2.4. CD14, CD11b, CD80, and CD86 Detection by Flow Cytometry
CD14 and CD11b expressions were evaluated using anti-CD14-Pacific Blue (BD Biosciences®, clone M4E2), and anti-CD11b (BioLegend®, clone M1/70) antibodies were used to confirm the PMA-induced differentiation of THP-1 to macrophage-like cells. Macrophage activation markers were analyzed using αCD80-PE (BD Biosciences®, clone L307.4), αCD86-APC (BD Biosciences®, clone 2331), or αHLA-DR-PE antibodies (BD Biosciences®, cloneG46-6). In all cases, cells were incubated with 100 μL of blockade buffer (BD Biosciences®) during 20 min and washed with stain buffer. Subsequently, cells were stained with the corresponding antibodies during 30 min on ice. Finally, cells were washed twice with stain buffer and acquired in a BD FACSAria III cytometer (BD Biosciences®). Data were analyzed using FlowJo® software version 7.6.2. (La Jolla, CA).
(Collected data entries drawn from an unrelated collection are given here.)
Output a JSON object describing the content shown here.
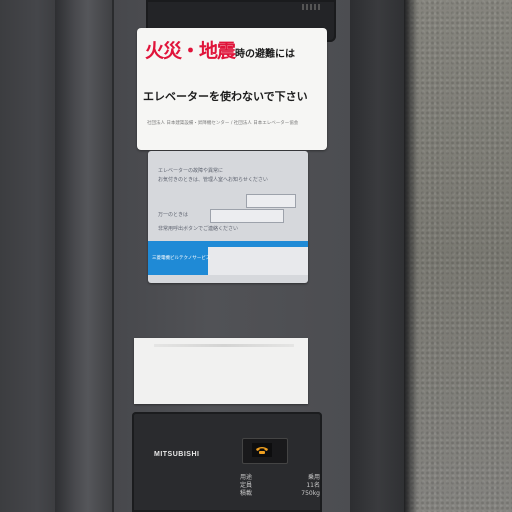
{
  "warning_sign": {
    "title_red": "火災・地震",
    "title_black": "時の避難には",
    "line2": "エレベーターを使わないで下さい",
    "footer": "社団法人 日本建築設備・昇降機センター / 社団法人 日本エレベーター協会"
  },
  "info_sign": {
    "line1": "エレベーターの故障や異常に",
    "line2": "お気付きのときは、管理人室へお知らせください",
    "line3": "万一のときは",
    "line4": "非常用呼出ボタンでご連絡ください",
    "company": "三菱電機ビルテクノサービス"
  },
  "control_panel": {
    "brand": "MITSUBISHI",
    "phone_icon": "phone-icon",
    "specs": [
      {
        "label": "用途",
        "value": "乗用"
      },
      {
        "label": "定員",
        "value": "11名"
      },
      {
        "label": "積載",
        "value": "750kg"
      }
    ]
  }
}
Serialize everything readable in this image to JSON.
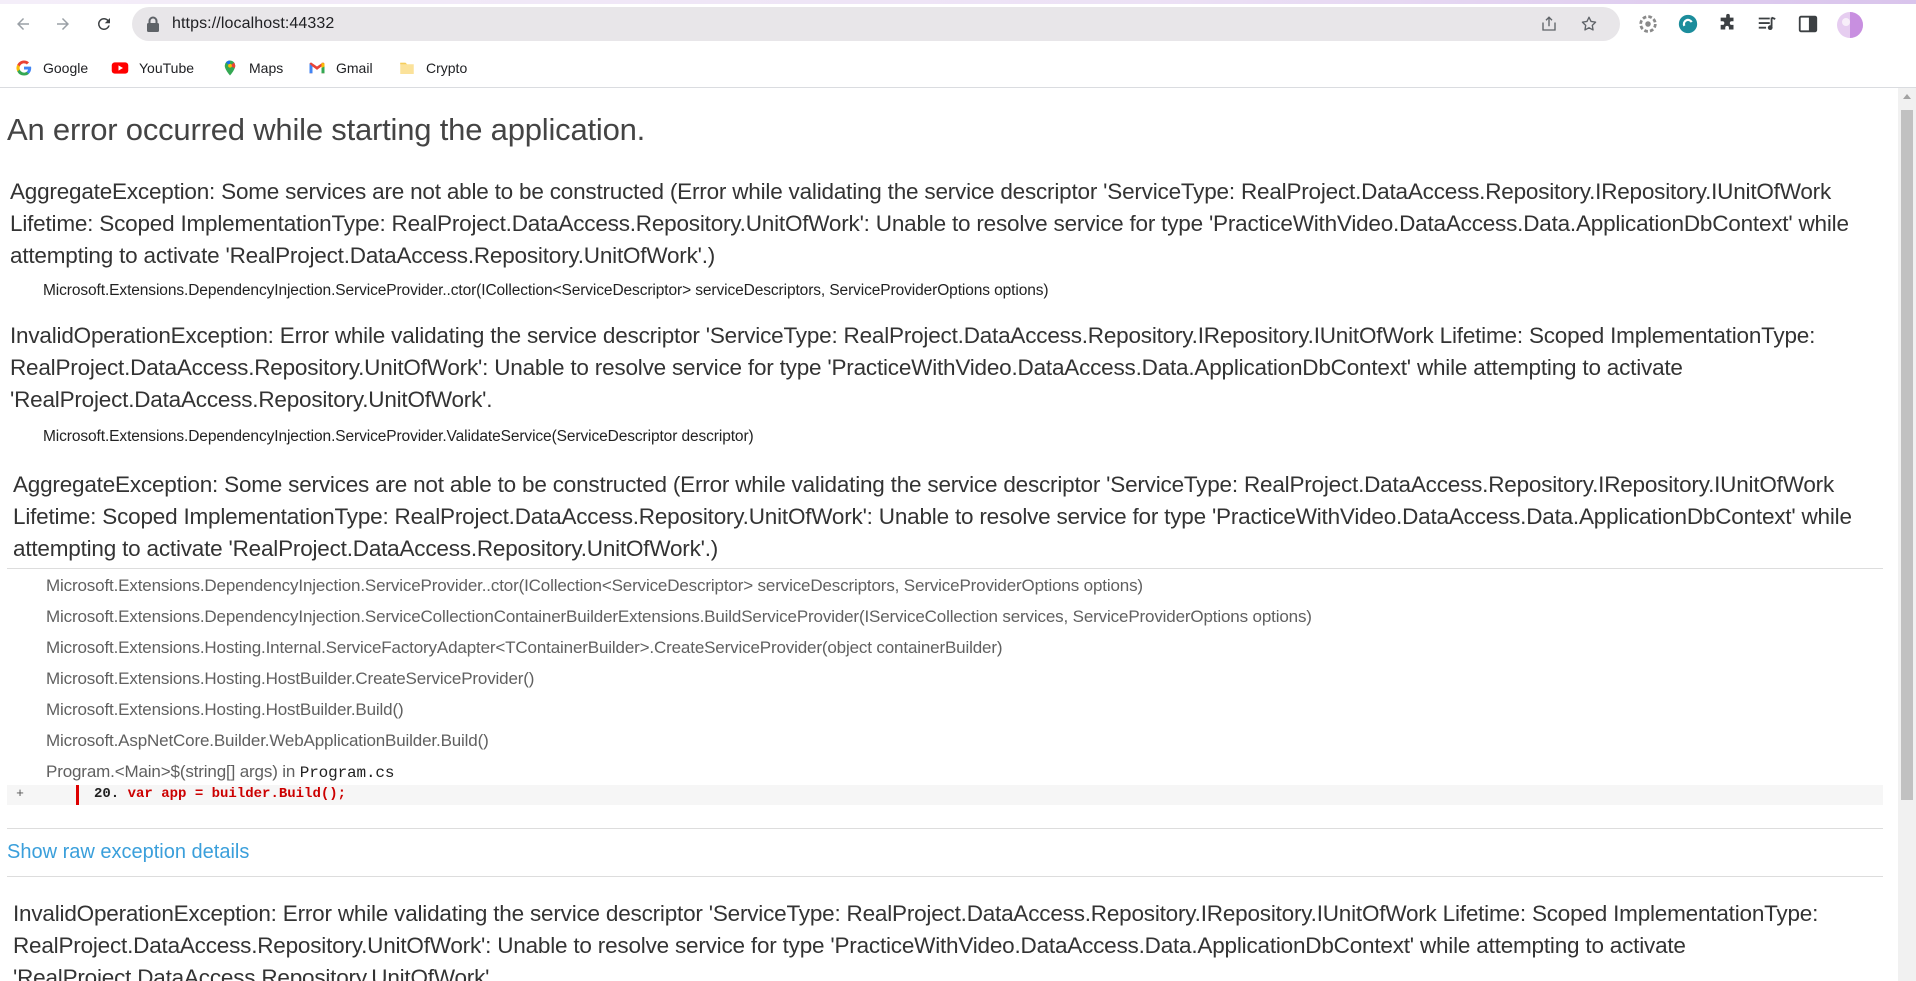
{
  "browser": {
    "url": "https://localhost:44332",
    "bookmarks": [
      {
        "label": "Google",
        "icon": "google-icon"
      },
      {
        "label": "YouTube",
        "icon": "youtube-icon"
      },
      {
        "label": "Maps",
        "icon": "maps-icon"
      },
      {
        "label": "Gmail",
        "icon": "gmail-icon"
      },
      {
        "label": "Crypto",
        "icon": "folder-icon"
      }
    ]
  },
  "page": {
    "title": "An error occurred while starting the application.",
    "errors": [
      {
        "message": "AggregateException: Some services are not able to be constructed (Error while validating the service descriptor 'ServiceType: RealProject.DataAccess.Repository.IRepository.IUnitOfWork Lifetime: Scoped ImplementationType: RealProject.DataAccess.Repository.UnitOfWork': Unable to resolve service for type 'PracticeWithVideo.DataAccess.Data.ApplicationDbContext' while attempting to activate 'RealProject.DataAccess.Repository.UnitOfWork'.)",
        "frame": "Microsoft.Extensions.DependencyInjection.ServiceProvider..ctor(ICollection<ServiceDescriptor> serviceDescriptors, ServiceProviderOptions options)"
      },
      {
        "message": "InvalidOperationException: Error while validating the service descriptor 'ServiceType: RealProject.DataAccess.Repository.IRepository.IUnitOfWork Lifetime: Scoped ImplementationType: RealProject.DataAccess.Repository.UnitOfWork': Unable to resolve service for type 'PracticeWithVideo.DataAccess.Data.ApplicationDbContext' while attempting to activate 'RealProject.DataAccess.Repository.UnitOfWork'.",
        "frame": "Microsoft.Extensions.DependencyInjection.ServiceProvider.ValidateService(ServiceDescriptor descriptor)"
      },
      {
        "message": "AggregateException: Some services are not able to be constructed (Error while validating the service descriptor 'ServiceType: RealProject.DataAccess.Repository.IRepository.IUnitOfWork Lifetime: Scoped ImplementationType: RealProject.DataAccess.Repository.UnitOfWork': Unable to resolve service for type 'PracticeWithVideo.DataAccess.Data.ApplicationDbContext' while attempting to activate 'RealProject.DataAccess.Repository.UnitOfWork'.)"
      },
      {
        "message": "InvalidOperationException: Error while validating the service descriptor 'ServiceType: RealProject.DataAccess.Repository.IRepository.IUnitOfWork Lifetime: Scoped ImplementationType: RealProject.DataAccess.Repository.UnitOfWork': Unable to resolve service for type 'PracticeWithVideo.DataAccess.Data.ApplicationDbContext' while attempting to activate 'RealProject.DataAccess.Repository.UnitOfWork'."
      }
    ],
    "stack_frames": [
      "Microsoft.Extensions.DependencyInjection.ServiceProvider..ctor(ICollection<ServiceDescriptor> serviceDescriptors, ServiceProviderOptions options)",
      "Microsoft.Extensions.DependencyInjection.ServiceCollectionContainerBuilderExtensions.BuildServiceProvider(IServiceCollection services, ServiceProviderOptions options)",
      "Microsoft.Extensions.Hosting.Internal.ServiceFactoryAdapter<TContainerBuilder>.CreateServiceProvider(object containerBuilder)",
      "Microsoft.Extensions.Hosting.HostBuilder.CreateServiceProvider()",
      "Microsoft.Extensions.Hosting.HostBuilder.Build()",
      "Microsoft.AspNetCore.Builder.WebApplicationBuilder.Build()"
    ],
    "program_frame": {
      "method": "Program.<Main>$(string[] args) in ",
      "file": "Program.cs"
    },
    "code": {
      "expand": "+",
      "line_number": "20.",
      "line_text": " var app = builder.Build();"
    },
    "raw_link": "Show raw exception details"
  },
  "colors": {
    "link": "#3a9fdb",
    "code_error": "#cc0000",
    "frame_text": "#606060"
  }
}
2.5. Cytokine Detection by Flow Cytometry
Cells were incubated with Brefeldin A (Sigma®) for intracellular detection of IL-1β, TNF-α, and IL-6. After treatment, cells were washed with 100 μL of Perm/Wash® buffer (BioLegend®) and incubated with 200 μL of Cytofix/Cytoperm™ buffer (BD Biosciences®, 555028) in a light-protected ice bath. After 20 min, cells were washed with stain buffer and the respective antibody was added: anti-TNF-PerCP/Cy5.5 (BioLegend®, clone Mab11), anti-IL-1β-Pacific Blue (BioLegend®, clone H1b-98), or anti-IL-6-PE (BioLegend®, clone MQ2-13A5). Then, cells were washed again, suspended in stain buffer, and acquired on a BD FACSAria III cytometer. Data were analyzed using FlowJo software version 7.6.2.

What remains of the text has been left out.